Half of us know someone who has committed insurance fraud - poll

Home insurance (Stock)
Home insurance (Stock)
Charlie Weston

Charlie Weston

ONE in two people say they know someone who has committed insurance fraud.

But many are hesitant to report a suspected fraud due to a fear of being identified, according to market research commissioned by insurer Allianz and conducted by Red C Research.

And most people say they are not aware how to go about reporting fraudulent car and home insurance claims.

The Allianz research found that 46pc of those surveyed have heard of or know someone who has committed insurance fraud.

But a third of those surveyed said they would not report it for fear of being found out.

The research, among 1,002 people, found that most people would not be tempted to make a false claim, but 8pc said they would make a dodgy claim.

People least likely to make a claim are those aged between 18 and 34, those who work full time and people who personally know someone who has made a false claim.

Also unlikely to be tempted to make an exaggerated or make-up claim are those over the age of 55, homemakers and retired adults.

Chief executive of Allianz Sean McGrath said the findings are concerning and point to the need to further educate the broader public of the consequences of attempted insurance fraud.

“There has been progress in changing the perception of insurance fraud not being a victimless crime, but more needs to be done as this fraud costs the public in the long run.”

Mr McGrath said Allianz will continue to proactively tackle insurance fraud. He said a huge proportion of the claims it contested last year were fraudulent.
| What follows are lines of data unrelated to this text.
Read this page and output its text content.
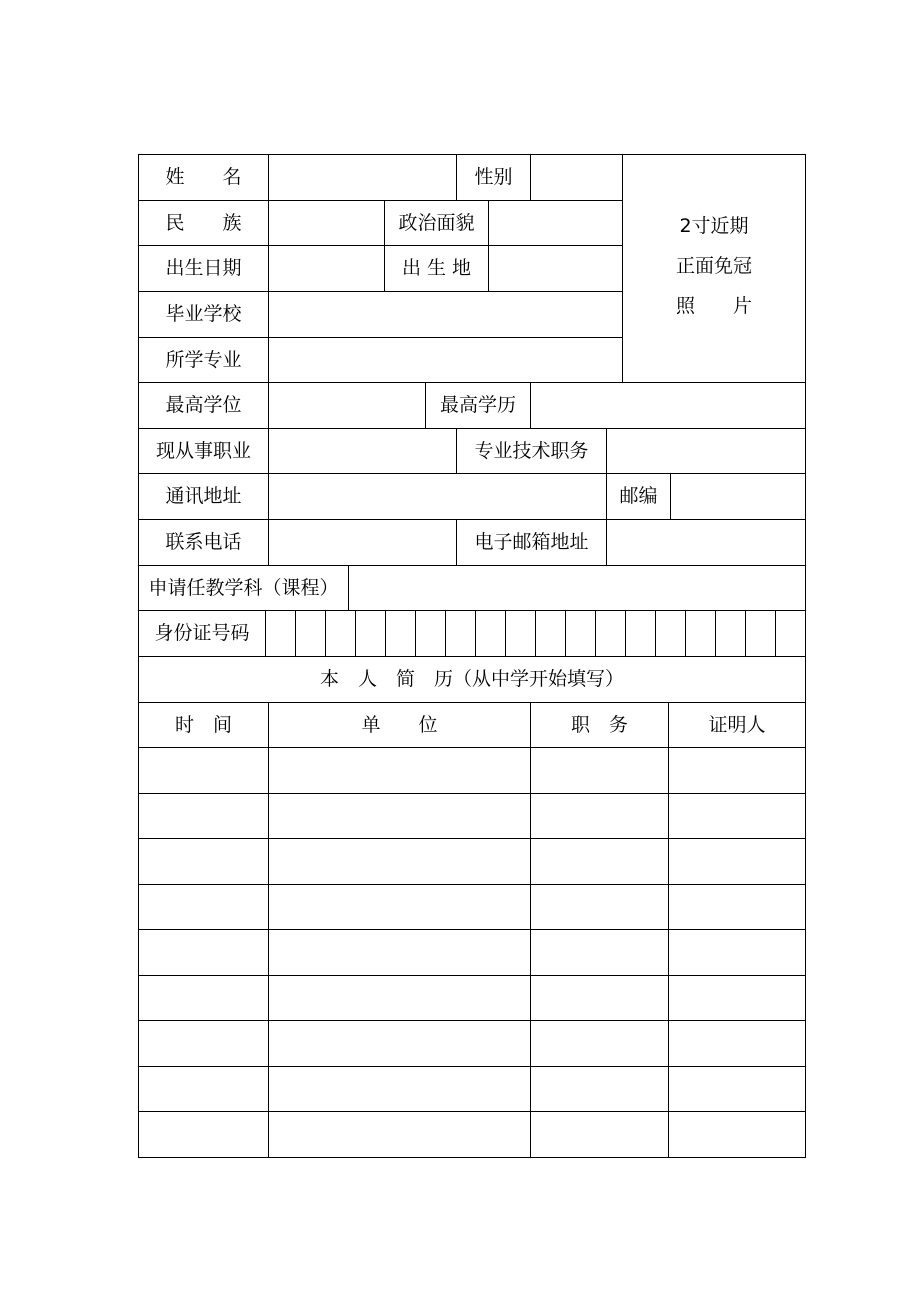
姓　　名	性别
民　　族	政治面貌
出生日期	出 生 地
毕业学校
所学专业
2寸近期
正面免冠
照　　片
最高学位	最高学历
现从事职业	专业技术职务
通讯地址	邮编
联系电话	电子邮箱地址
申请任教学科（课程）
身份证号码
本　人　简　历（从中学开始填写）
时　间	单　　位	职　务	证明人
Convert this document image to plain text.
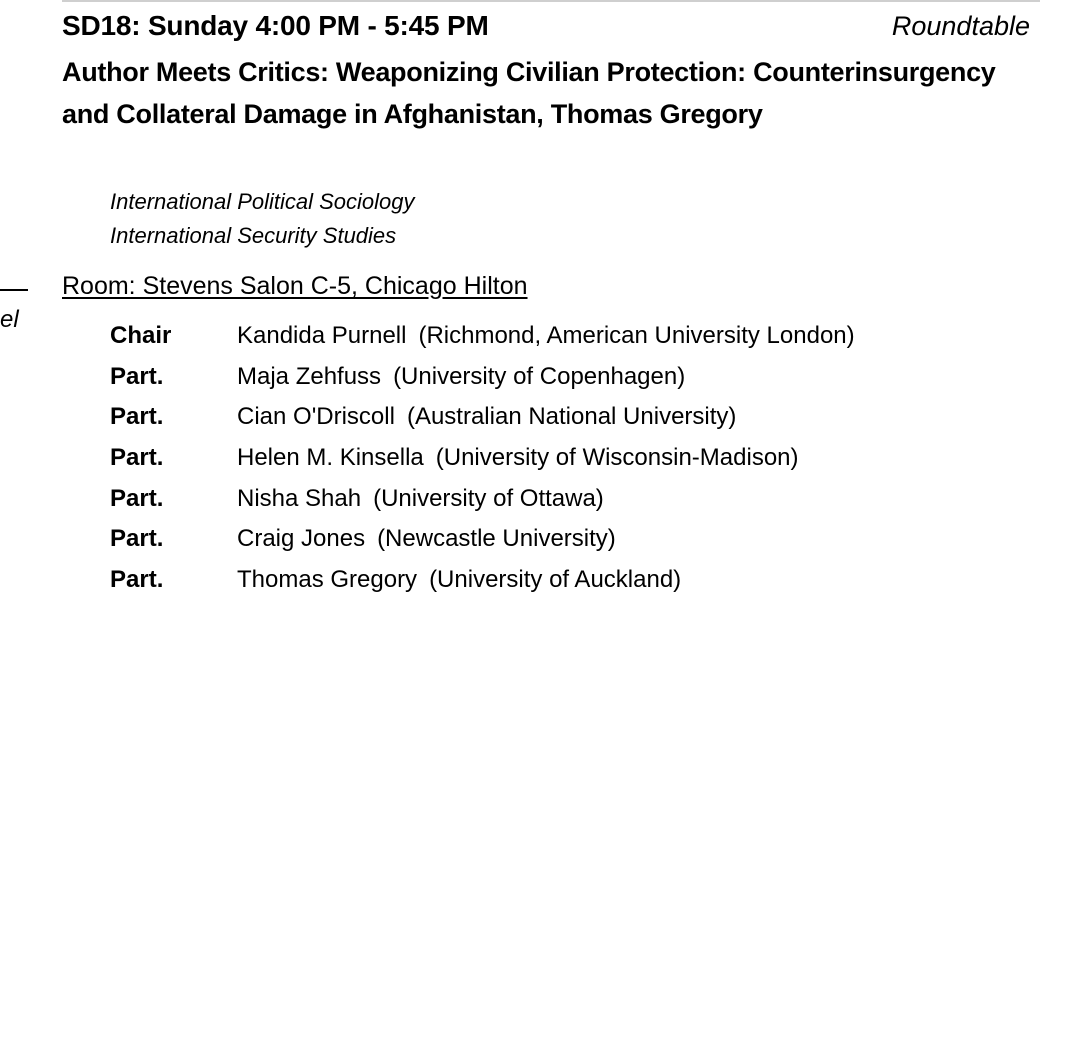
SD18: Sunday 4:00 PM - 5:45 PM	Roundtable
Author Meets Critics: Weaponizing Civilian Protection: Counterinsurgency and Collateral Damage in Afghanistan, Thomas Gregory
International Political Sociology
International Security Studies
el
Room: Stevens Salon C-5, Chicago Hilton
Chair	Kandida Purnell (Richmond, American University London)
Part.	Maja Zehfuss (University of Copenhagen)
Part.	Cian O'Driscoll (Australian National University)
Part.	Helen M. Kinsella (University of Wisconsin-Madison)
Part.	Nisha Shah (University of Ottawa)
Part.	Craig Jones (Newcastle University)
Part.	Thomas Gregory (University of Auckland)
“Each case that Allianz won in 2018 delivered an average saving of €20,000 per claimant, which is in our customers’ best interest.”

The findings come as former High Court president Nicholas Kearns recently warned that Ireland has a huge problem with fraudulent motor claims, and there appeared to be no punishment for lying in court.

He said settlements for claims were large in this country, which encouraged fake claims; there was also very little chance of detection for those making false claims; and the other factor encouraging fraudulent claims was that few fraudsters were ever prosecuted for perjury.

Mr Kearns said the chances of a fraudster being charged with perjury were “infinitesimal”.

Meanwhile, another insurance company, Aviva, said it had paid out €182m in general insurance claims last year to customers and third-party claimants.

And it vowed to continue the fight against fraudulent claims.

The majority of the total was for motor claims, with almost €64mn paid to third party claimants as a result of personal injury awards.

Of those third-party claims that were paid out, whiplash remains the predominant injury, accounting for almost 90pc of the total.

Head of general insurance claims at Aviva John Farrell said the firm will continue to pay all genuine claims, whilst continuing to advocate for claims reform.